There are even reports that children were imprisoned, interrogated and tortured with insects to force them to disclose the whereabouts of their fathers. Remember, too, that the vast majority of prisoners were — and are being — locked up without a shred of evidence against them.
Let me ask you something. If, God forbid, you were in their place and were lucky enough to be eventually released, do you think your life would ever return to normal? Or do you anticipate that your mental, emotional, perhaps even physical existence would be scarred forever?
Having read through the so-called ‘torture memos,’ it seems that Justice Department officials did not consider any of the above-mentioned practices ‘torture’ because, according to them, any harm derived from their use was transient rather than prolonged. Who are they trying to kid?
Kudos to US President Barack Obama for authorising the release of the memos, which was his way of admitting what most people around the world already knew: during the preceding eight years, the superpower has made severe mistakes.
Acknowledgment is the first step to recovery but is this enough? Obama is against prosecuting those responsible for breaching the spirit of the United Nations Convention against Torture or other Cruel, Inhuman or Degrading Treatment or Punishment, as well as the United States Code and the US Constitution. “Nothing will be gained by spending our time and energy laying blame for the past,” he says.
Obama simply wants to close this ugly chapter and move on. But he’s wrong.
Anyone who commits a crime whether he or she be a shoplifter, a rapist, a paedophile, a murderer, a war criminal or a torturer should be made to face repercussions. Nobody should be exempt in the name of ‘moving on.’ Based on that principle, what is the Simon Wiesenthal Centre doing chasing after an 89-year-old former Nazi camp guard, as well as attempting to locate the body of Aribert Heim, dubbed ‘Dr Death,’ so as to dig it up?
In this case, not only have innocents and their families been irreparably harmed and America’s standing in the world along with them, it sets a precedent for future administrations. At the very least, those responsible should be made to make a public apology so that this kind of thing can never happen again.

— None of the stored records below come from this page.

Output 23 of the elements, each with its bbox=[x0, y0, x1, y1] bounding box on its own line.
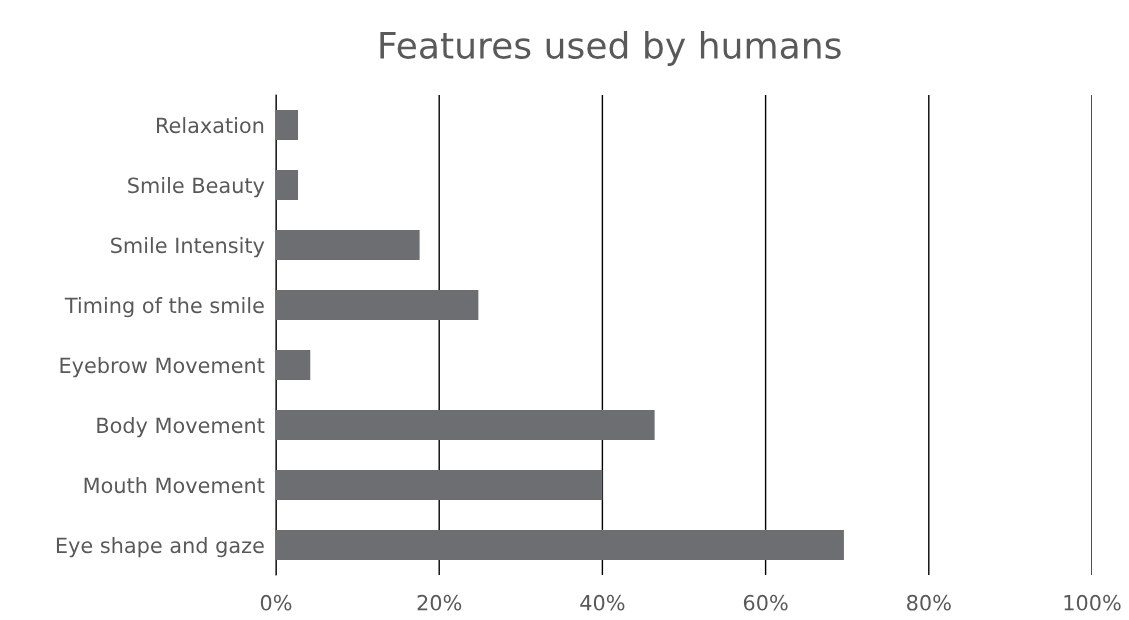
x-tick-label: 0% bbox=[260, 594, 292, 611]
bar bbox=[276, 410, 655, 440]
x-tick-label: 40% bbox=[580, 594, 625, 611]
y-tick-label: Timing of the smile bbox=[64, 297, 264, 318]
x-tick-label: 60% bbox=[743, 594, 788, 611]
y-tick-label: Body Movement bbox=[97, 417, 265, 438]
x-tick-label: 80% bbox=[907, 594, 951, 611]
y-tick-label: Eyebrow Movement bbox=[60, 357, 265, 378]
chart-title: Features used by humans bbox=[380, 31, 841, 66]
bar bbox=[276, 110, 299, 140]
x-tick-label: 20% bbox=[417, 594, 462, 611]
x-tick-label: 100% bbox=[1064, 594, 1121, 611]
bar bbox=[276, 230, 420, 260]
y-tick-label: Relaxation bbox=[157, 117, 264, 134]
y-tick-label: Eye shape and gaze bbox=[56, 537, 264, 558]
bar bbox=[276, 170, 299, 200]
bar bbox=[276, 290, 479, 320]
bar bbox=[276, 530, 844, 560]
y-tick-label: Mouth Movement bbox=[84, 477, 265, 494]
bar bbox=[276, 350, 311, 380]
y-tick-label: Smile Beauty bbox=[128, 177, 265, 198]
bar bbox=[276, 470, 603, 500]
y-tick-label: Smile Intensity bbox=[111, 237, 265, 258]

Obama wants to ensure that CIA operatives who followed orders are immune from prosecution and while I can sympathise with their plight, the same did not apply to those SS officers who followed orders during the Second World War, and rightly so.
It’s not that I am comparing the severity of Nazi atrocities to the actions of Western intelligence services or contractors but, if you think about it, you’ll find that the principle is the same.

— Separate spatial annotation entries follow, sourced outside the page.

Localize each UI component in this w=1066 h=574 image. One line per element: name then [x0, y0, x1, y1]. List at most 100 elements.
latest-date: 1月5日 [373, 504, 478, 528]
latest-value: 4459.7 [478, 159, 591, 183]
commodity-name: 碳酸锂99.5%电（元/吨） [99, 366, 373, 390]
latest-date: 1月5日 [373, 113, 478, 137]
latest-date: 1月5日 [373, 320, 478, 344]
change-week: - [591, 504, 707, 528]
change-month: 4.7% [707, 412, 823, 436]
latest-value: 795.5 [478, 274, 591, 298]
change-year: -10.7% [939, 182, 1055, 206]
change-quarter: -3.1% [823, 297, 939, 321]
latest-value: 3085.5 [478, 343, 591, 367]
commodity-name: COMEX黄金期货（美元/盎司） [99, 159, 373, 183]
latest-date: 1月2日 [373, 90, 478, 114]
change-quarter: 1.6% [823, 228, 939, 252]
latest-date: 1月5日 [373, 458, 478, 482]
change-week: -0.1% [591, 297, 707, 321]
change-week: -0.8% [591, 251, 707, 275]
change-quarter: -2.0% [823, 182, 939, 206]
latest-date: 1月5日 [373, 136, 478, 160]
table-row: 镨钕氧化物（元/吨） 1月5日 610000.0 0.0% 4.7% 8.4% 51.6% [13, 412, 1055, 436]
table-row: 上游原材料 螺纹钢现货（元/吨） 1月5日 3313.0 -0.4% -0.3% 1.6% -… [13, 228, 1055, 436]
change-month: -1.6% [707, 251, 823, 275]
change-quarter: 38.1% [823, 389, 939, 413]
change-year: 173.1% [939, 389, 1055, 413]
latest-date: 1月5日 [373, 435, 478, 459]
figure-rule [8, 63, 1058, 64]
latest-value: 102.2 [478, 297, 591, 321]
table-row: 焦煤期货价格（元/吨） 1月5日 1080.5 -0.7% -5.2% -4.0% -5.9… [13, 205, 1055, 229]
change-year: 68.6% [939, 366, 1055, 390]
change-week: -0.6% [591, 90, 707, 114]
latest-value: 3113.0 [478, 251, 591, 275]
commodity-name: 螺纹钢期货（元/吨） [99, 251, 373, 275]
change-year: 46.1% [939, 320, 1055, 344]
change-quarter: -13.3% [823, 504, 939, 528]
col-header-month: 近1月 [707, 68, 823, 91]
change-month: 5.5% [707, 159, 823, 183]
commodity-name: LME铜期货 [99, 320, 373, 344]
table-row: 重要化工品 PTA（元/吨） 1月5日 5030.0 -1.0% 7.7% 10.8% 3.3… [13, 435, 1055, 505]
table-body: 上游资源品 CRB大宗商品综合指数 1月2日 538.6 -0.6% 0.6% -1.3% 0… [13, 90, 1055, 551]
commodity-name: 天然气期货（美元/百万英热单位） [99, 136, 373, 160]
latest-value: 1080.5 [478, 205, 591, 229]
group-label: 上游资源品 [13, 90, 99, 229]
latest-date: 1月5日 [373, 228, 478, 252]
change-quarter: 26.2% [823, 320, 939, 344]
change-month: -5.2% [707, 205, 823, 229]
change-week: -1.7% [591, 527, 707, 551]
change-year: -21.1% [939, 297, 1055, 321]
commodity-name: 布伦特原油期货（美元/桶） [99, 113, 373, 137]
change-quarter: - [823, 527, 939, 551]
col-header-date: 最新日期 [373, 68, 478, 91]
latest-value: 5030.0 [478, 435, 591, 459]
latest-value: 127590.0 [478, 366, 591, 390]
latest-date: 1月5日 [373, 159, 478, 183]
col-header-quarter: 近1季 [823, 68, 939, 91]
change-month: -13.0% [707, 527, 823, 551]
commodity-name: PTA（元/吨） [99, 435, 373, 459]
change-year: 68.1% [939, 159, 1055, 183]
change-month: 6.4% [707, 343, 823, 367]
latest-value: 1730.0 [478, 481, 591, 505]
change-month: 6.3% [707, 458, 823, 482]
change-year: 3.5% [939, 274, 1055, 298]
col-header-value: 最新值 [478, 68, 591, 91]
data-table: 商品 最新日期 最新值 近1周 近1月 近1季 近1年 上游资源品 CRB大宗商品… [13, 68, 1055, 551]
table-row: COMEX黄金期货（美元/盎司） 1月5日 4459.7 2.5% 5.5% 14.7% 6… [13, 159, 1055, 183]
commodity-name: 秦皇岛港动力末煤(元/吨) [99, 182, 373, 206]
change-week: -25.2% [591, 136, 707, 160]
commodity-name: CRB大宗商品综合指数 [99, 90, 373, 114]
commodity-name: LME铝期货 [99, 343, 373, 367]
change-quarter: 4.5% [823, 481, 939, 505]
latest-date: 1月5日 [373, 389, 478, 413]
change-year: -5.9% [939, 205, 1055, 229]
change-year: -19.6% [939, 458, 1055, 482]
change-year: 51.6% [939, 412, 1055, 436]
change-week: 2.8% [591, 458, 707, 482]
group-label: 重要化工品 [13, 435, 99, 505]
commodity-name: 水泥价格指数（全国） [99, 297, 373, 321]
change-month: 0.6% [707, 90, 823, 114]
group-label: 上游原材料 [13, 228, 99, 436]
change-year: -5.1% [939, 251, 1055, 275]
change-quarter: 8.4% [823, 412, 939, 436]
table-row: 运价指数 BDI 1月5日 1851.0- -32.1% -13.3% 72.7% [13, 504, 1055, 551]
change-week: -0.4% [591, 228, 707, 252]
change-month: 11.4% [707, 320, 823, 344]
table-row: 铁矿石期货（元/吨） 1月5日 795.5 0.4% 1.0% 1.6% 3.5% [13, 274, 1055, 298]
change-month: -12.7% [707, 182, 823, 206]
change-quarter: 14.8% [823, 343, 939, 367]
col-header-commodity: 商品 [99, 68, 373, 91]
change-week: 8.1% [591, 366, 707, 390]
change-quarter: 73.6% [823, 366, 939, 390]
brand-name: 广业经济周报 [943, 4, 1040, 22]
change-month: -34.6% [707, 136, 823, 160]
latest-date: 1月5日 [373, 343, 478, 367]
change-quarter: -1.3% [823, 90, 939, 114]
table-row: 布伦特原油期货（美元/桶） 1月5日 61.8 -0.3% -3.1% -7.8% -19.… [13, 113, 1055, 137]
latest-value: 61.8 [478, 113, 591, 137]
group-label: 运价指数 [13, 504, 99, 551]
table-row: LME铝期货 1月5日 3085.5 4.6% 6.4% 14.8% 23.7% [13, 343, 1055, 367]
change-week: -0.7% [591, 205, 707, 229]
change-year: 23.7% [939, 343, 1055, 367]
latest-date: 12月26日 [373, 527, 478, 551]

There is no excuse for the torturing and degradation of human beings, which harms not only the victim but also the soul of the torturer. It also opens the door for our enemies to torture us. Besides, it doesn’t work because anyone who is tortured will say just about anything to stop the pain. Moreover, evidence gleaned from torture is not accepted by most courts of law.
President Obama, thanks for the truth but where’s the accountability? For without that, there’s little hope of forgiveness or reconciliation.